"One of the great books of the Second World War"--Antony Beevor
"Hide and Seek, first published in 1954 and unavailable for many years, is surely among the best wartime memoirs. It is narrated in a vivid close-up style...by a man who spent two years in caves and other hideouts in the White Mountains, venturing to the coast only to guide a supply submarine with flashing torch, or to smuggle endangered or exhausted colleagues to safety in Cairo...It is remarkable that he lived to tell the tale; that he does so with such modesty, grace and humour is extraordinary."--James Campbell, Times Literary Supplement
"Xan Fielding was a gifted, many-sided, courageous and romantic figure, at the same time civilized and Bohemian, and his thoughtful cast of mind was leavened by humour, spontaneous gaiety, and a dash of recklessness. Almost any stretch of his life might be described as a picaresque interlude."--Patrick Leigh Fermor
In January 1942, Xan Fielding landed on German-occupied Crete with orders to disrupt the resupply of Rommel's Afrika Korps and establish an intelligence network in cooperation with the Cretan resistance movement. Working with bands of Cretan partisans, he succeeded magnificently. In this memoir of his wartime exploits, Fielding presents a portrait of the quintessential English operative--amateur, gifted, daring, and charming.

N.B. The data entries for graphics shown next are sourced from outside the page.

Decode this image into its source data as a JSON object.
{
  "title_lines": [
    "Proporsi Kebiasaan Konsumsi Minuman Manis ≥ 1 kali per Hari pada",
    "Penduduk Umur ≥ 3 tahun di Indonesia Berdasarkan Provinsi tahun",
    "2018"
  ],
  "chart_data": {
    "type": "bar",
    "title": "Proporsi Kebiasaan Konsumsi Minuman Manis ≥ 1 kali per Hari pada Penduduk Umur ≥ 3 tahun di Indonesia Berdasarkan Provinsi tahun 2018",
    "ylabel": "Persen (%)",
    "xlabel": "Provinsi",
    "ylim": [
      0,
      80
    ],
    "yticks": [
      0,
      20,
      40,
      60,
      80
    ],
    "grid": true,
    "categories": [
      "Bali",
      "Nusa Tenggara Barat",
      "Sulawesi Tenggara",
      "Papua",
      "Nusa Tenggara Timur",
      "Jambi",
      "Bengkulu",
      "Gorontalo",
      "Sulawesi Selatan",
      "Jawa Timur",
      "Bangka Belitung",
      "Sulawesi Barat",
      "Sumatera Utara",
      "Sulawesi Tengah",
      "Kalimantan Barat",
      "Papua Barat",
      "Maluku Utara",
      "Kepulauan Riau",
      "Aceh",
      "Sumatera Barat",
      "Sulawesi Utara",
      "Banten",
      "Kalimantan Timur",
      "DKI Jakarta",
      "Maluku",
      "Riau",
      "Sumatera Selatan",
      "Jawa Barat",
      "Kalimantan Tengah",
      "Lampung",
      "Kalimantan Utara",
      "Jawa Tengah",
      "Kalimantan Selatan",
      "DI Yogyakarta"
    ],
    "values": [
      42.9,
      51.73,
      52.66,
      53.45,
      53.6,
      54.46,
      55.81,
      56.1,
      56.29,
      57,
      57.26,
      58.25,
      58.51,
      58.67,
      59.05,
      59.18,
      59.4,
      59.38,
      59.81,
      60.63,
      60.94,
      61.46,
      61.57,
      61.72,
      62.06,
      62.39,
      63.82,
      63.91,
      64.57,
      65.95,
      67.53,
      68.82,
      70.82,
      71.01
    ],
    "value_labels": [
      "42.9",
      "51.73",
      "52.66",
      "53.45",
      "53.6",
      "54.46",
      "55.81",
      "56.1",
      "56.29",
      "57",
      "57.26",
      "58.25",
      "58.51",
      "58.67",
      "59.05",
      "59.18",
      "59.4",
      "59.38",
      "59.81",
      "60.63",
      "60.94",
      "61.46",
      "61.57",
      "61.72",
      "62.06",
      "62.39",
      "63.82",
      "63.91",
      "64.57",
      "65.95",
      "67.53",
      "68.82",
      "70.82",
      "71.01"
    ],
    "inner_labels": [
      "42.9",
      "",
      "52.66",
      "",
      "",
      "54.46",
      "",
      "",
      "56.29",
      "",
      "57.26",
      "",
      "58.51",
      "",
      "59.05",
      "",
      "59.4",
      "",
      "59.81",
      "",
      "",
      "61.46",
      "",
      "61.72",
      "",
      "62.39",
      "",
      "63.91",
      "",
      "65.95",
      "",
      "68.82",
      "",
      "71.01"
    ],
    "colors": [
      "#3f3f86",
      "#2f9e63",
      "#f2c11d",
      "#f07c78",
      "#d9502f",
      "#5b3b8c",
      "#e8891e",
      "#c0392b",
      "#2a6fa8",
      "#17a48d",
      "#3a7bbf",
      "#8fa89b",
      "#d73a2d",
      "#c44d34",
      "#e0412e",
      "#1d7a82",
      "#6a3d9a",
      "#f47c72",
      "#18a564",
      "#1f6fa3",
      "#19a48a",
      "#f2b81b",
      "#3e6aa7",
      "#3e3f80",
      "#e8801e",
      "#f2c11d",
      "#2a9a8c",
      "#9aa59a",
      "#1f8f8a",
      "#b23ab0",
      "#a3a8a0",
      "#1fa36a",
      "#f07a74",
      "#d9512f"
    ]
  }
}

From the new foreword by Robert Messenger:
"Hide and Seek is a classic of British war literature, an understated account of a man's coming-of-age thanks to the sudden shouldering of great responsibility. Fielding is deprecating about the dangers and his own achievements. It is typical of the quiet and reticent man who preferred to live outside the limelight and wrote matter-of-factly about the war rather than with a gloss of adventure or heroism. There's a scene, late in 1943, when Fielding and a group of partisans study the German's list of 'wanted' men. He notes 'with regrettable but only human pride that the entry under my local pseudonym, which outlined in detail my physical characteristics, aliases and activities for a period of eighteen months, took no less than three-quarters of an octavo page in closely-set small-point type.' The Germans had surely measured his worth."